La restituzione del bene alla fine del contratto di locazione può avvenire anche in modo “non formale”, la risoluzione del contratto derivante dal cambio di destinazione d’uso dell’immobile deve essere espressamente richiesta dal proprietario, se il proprietario accetta il cambio di destinazione d’uso si applica il regime giuridico conforme alla nuova destinazione d’uso. Però, se in giudizio il proprietario vuole l’applicazione della normativa giuridica derivante dalla nuova destinazione d’uso deve richiedere ed eccepire – secondo le comuni regole e decadenze processuali – il “cambio” della normativa.
A cura di Paolo Giuliano
7 CONDIVISIONI
large_170919_lmn101_ap

La locazione è uno dei contratti che danno vita a numerose frizioni tra proprietario e conduttore, frizioni che facilmente si trasformano in contenzioso giudiziario. E non si afferma nulla di nuovo se si afferma che la lite può avere ad oggetto la ripartizione delle spese condominiali, la riparazioni di tubi e tubazioni varie, la manutenzione ordinaria o straordinaria, il mancato pagamento dei canoni, oppure il cambio di destinazione d'uso del bene, insomma, un buon campionario di liti.
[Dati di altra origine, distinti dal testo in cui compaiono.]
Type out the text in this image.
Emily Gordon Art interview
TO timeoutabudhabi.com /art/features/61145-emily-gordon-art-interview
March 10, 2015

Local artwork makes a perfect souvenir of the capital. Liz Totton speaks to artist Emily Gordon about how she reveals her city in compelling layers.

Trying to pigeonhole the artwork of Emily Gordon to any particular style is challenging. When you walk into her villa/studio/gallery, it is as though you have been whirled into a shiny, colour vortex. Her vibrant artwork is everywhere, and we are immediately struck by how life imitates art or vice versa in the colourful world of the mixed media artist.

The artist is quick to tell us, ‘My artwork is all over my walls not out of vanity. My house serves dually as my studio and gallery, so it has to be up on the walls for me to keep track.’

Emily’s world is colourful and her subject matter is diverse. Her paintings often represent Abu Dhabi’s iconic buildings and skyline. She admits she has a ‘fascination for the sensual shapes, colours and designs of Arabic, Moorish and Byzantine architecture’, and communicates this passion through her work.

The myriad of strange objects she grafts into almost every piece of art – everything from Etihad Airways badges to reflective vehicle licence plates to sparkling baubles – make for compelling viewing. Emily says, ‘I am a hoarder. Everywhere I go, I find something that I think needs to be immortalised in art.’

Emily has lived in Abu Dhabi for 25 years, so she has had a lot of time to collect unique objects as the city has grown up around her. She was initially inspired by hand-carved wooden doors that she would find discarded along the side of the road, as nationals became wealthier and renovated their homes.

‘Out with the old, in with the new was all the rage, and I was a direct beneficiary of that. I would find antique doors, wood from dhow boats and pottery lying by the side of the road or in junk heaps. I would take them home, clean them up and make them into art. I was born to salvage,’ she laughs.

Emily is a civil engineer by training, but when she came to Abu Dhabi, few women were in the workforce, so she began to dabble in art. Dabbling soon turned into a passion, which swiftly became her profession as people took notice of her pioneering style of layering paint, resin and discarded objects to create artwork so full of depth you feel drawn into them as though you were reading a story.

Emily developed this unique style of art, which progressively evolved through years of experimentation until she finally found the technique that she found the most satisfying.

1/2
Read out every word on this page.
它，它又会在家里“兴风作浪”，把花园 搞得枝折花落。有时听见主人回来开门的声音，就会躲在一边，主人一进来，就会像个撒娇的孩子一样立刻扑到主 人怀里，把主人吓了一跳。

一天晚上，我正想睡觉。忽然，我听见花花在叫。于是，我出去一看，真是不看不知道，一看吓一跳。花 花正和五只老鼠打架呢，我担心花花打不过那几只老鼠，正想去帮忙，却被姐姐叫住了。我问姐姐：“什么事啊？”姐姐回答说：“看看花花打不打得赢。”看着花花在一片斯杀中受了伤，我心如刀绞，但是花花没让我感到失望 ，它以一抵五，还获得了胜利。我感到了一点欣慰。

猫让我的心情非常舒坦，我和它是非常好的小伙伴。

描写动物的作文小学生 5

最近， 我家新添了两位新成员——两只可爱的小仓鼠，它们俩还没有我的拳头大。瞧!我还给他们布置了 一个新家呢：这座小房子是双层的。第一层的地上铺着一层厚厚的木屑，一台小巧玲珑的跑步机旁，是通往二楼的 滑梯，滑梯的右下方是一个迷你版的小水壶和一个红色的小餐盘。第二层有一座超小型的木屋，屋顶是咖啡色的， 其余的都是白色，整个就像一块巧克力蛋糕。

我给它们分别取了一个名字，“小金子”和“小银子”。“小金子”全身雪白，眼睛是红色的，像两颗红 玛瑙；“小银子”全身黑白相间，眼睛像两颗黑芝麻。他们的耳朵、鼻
Durante il rapporto locativo, una o più di queste frizioni possono portare, ovviamente,  alla cessazione della locazione e alcune di queste contestazioni sono talmente usuali da essere codificate dal legislatore ed hanno un regime tutto particolare, infatti, la legge del 27 luglio 1978 n. 392 all'art. 80 (rubricato come "Uso diverso da quello pattuito") prevede che "  1. Se  il  conduttore  adibisce l'immobile ad un uso diverso da quello pattuito,  il  locatore  puo'  chiedere  la risoluzione del contratto entro  tre  mesi dal momento in cui ne ha avuto conoscenza e comunque entro un anno dal mutamento di destinazione. 2. Decorso tale termine senza che la risoluzione sia stata chiesta, al contratto  si  applica  il  regime  giuridico  corrispondente all'uso effettivo dell'immobile. 3.  Qualora  la  destinazione  ad  uso  diverso  da quello pattuito sia parziale,  al contratto si applica il regime giuridico corrispondente all'uso prevalente".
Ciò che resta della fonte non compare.